By 3 December calm had descended on Athens. But echoes of the storm continued reverberating in Paris and London. In Paris it was asserted, and in London repeated, that the French Admiral had fallen into a cunningly laid trap: King Constantine had promised to hand over his war material; but when the Allies landed to receive it, he caused them to be treacherously attacked and murdered.[1] On the strength of this assertion, the Entente newspapers demanded punishment swift and drastic: a prince who broke faith deserved no pity. His offer of six batteries was "an atonement" both cynical and inadequate for the "ambush" by which French and English blood had been spilt. Similarly the internecine strife of 2 December and the subsequent proceedings against the Venizelists were depicted as a wanton hunt of harmless and law-abiding citizens. Day by day the stream of calumny, assiduously fed from the fountain-head at Salonica, grew in volume and virulence; and King Constantine was branded with every opprobrious epithet of liar, traitor, and assassin.

These were weapons against which the King of Greece and his Government had nothing to oppose. They tried to explain the true nature of the abortive Benazet negotiation, showing that, if there was any breach of faith, it was not on their part; they denounced the falsehoods and the exaggerations relating to the suppression of the seditious outbreak; they asked that a mixed Commission should be appointed to conduct an impartial inquiry on the spot while the events were still fresh and evidence abundant. The French and British Press Censors took care that not a whisper of their defence should reach the French and British publics.[2] Frenchmen and Englishmen {163} might hear of M. Venizelos's deeds through his friends. They were allowed to hear of the King's only through his enemies. It was clear that the policy which had prompted the disastrous enterprise of 1 December had not yet worked itself out to its full issue.

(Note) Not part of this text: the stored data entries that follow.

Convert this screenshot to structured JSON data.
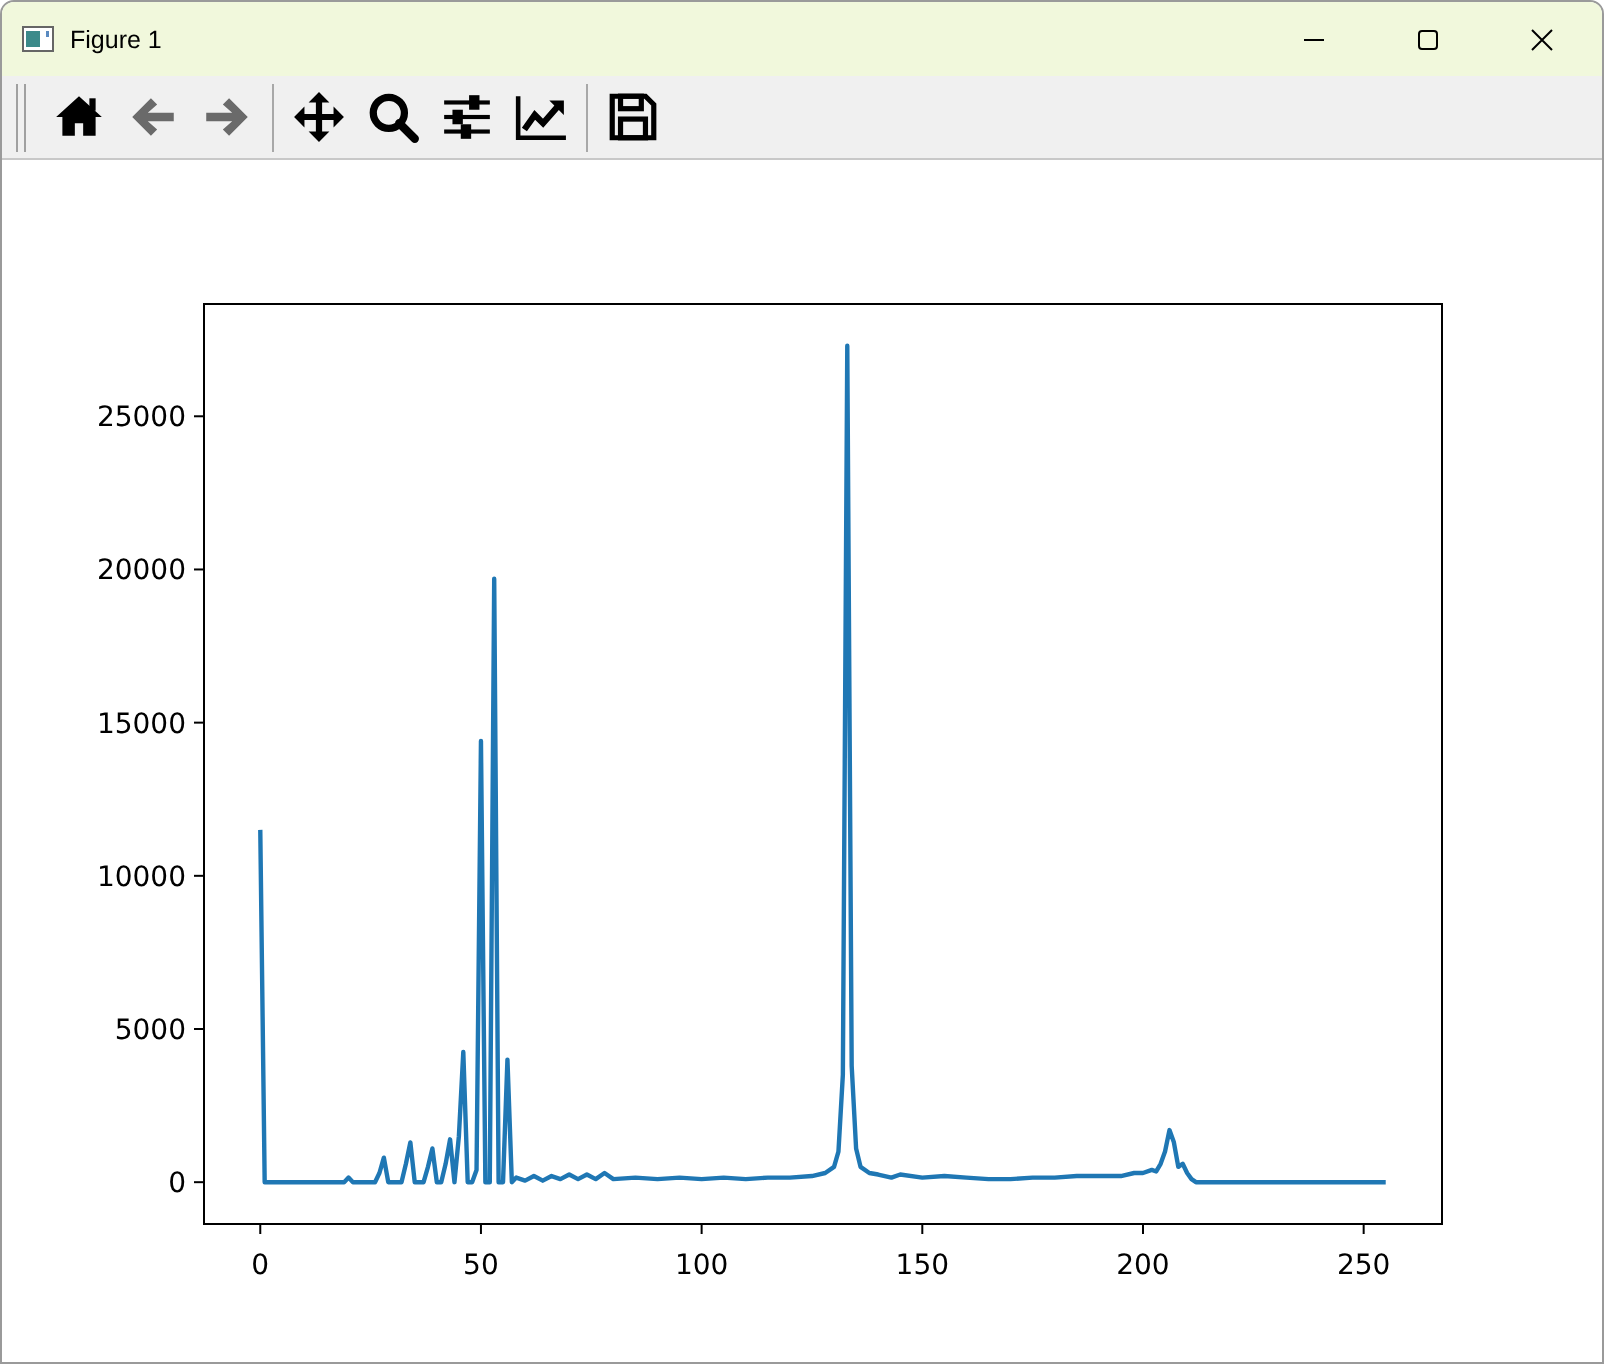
{
  "window": {
    "title": "Figure 1"
  },
  "toolbar": {
    "tools": [
      {
        "kind": "home",
        "disabled": false
      },
      {
        "kind": "back",
        "disabled": true
      },
      {
        "kind": "forward",
        "disabled": true
      },
      {
        "kind": "separator"
      },
      {
        "kind": "pan",
        "disabled": false
      },
      {
        "kind": "zoom",
        "disabled": false
      },
      {
        "kind": "subplots",
        "disabled": false
      },
      {
        "kind": "lines",
        "disabled": false
      },
      {
        "kind": "separator"
      },
      {
        "kind": "save",
        "disabled": false
      }
    ]
  },
  "figure": {
    "chart_data": {
      "type": "line",
      "xlim": [
        -12.75,
        267.75
      ],
      "ylim": [
        -1365,
        28665
      ],
      "xticks": [
        0,
        50,
        100,
        150,
        200,
        250
      ],
      "yticks": [
        0,
        5000,
        10000,
        15000,
        20000,
        25000
      ],
      "x": [
        0,
        1,
        19,
        20,
        21,
        26,
        27,
        28,
        29,
        32,
        33,
        34,
        35,
        37,
        38,
        39,
        40,
        41,
        42,
        43,
        44,
        45,
        46,
        47,
        48,
        49,
        50,
        51,
        52,
        53,
        54,
        55,
        56,
        57,
        58,
        60,
        62,
        64,
        66,
        68,
        70,
        72,
        74,
        76,
        78,
        80,
        85,
        90,
        95,
        100,
        105,
        110,
        115,
        120,
        125,
        128,
        130,
        131,
        132,
        133,
        134,
        135,
        136,
        138,
        140,
        143,
        145,
        150,
        155,
        160,
        165,
        170,
        175,
        180,
        185,
        190,
        195,
        198,
        200,
        202,
        203,
        204,
        205,
        206,
        207,
        208,
        209,
        210,
        211,
        212,
        220,
        230,
        240,
        255
      ],
      "series": [
        {
          "color": "#1f77b4",
          "values": [
            11500,
            0,
            0,
            150,
            0,
            0,
            300,
            800,
            0,
            0,
            600,
            1300,
            0,
            0,
            500,
            1100,
            0,
            0,
            600,
            1400,
            0,
            1500,
            4250,
            0,
            0,
            400,
            14400,
            0,
            0,
            19700,
            0,
            0,
            4000,
            0,
            150,
            50,
            200,
            50,
            200,
            100,
            250,
            100,
            250,
            100,
            300,
            100,
            150,
            100,
            150,
            100,
            150,
            100,
            150,
            150,
            200,
            300,
            500,
            1000,
            3500,
            27300,
            3800,
            1100,
            500,
            300,
            250,
            150,
            250,
            150,
            200,
            150,
            100,
            100,
            150,
            150,
            200,
            200,
            200,
            300,
            300,
            400,
            350,
            600,
            1000,
            1700,
            1300,
            500,
            600,
            300,
            100,
            0,
            0,
            0,
            0,
            0
          ]
        }
      ]
    }
  }
}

Admiral Dartige could not very well endorse the breach of faith legend. He knew that the engagement about the delivery of arms was reciprocal, and that, as France had failed to ratify it on her part, King Constantine rightly considered himself free from all obligations on his part. He also knew that, far from being lured into landing by false assurances of surrender, he had been emphatically warned against it by categorical refusals and intimations of resistance. Yet, human nature being what it is, the honest sailor, maddened by his discomfiture, called the inevitable collision a "guet-apens" and, even whilst negotiating for release, he meditated revenge.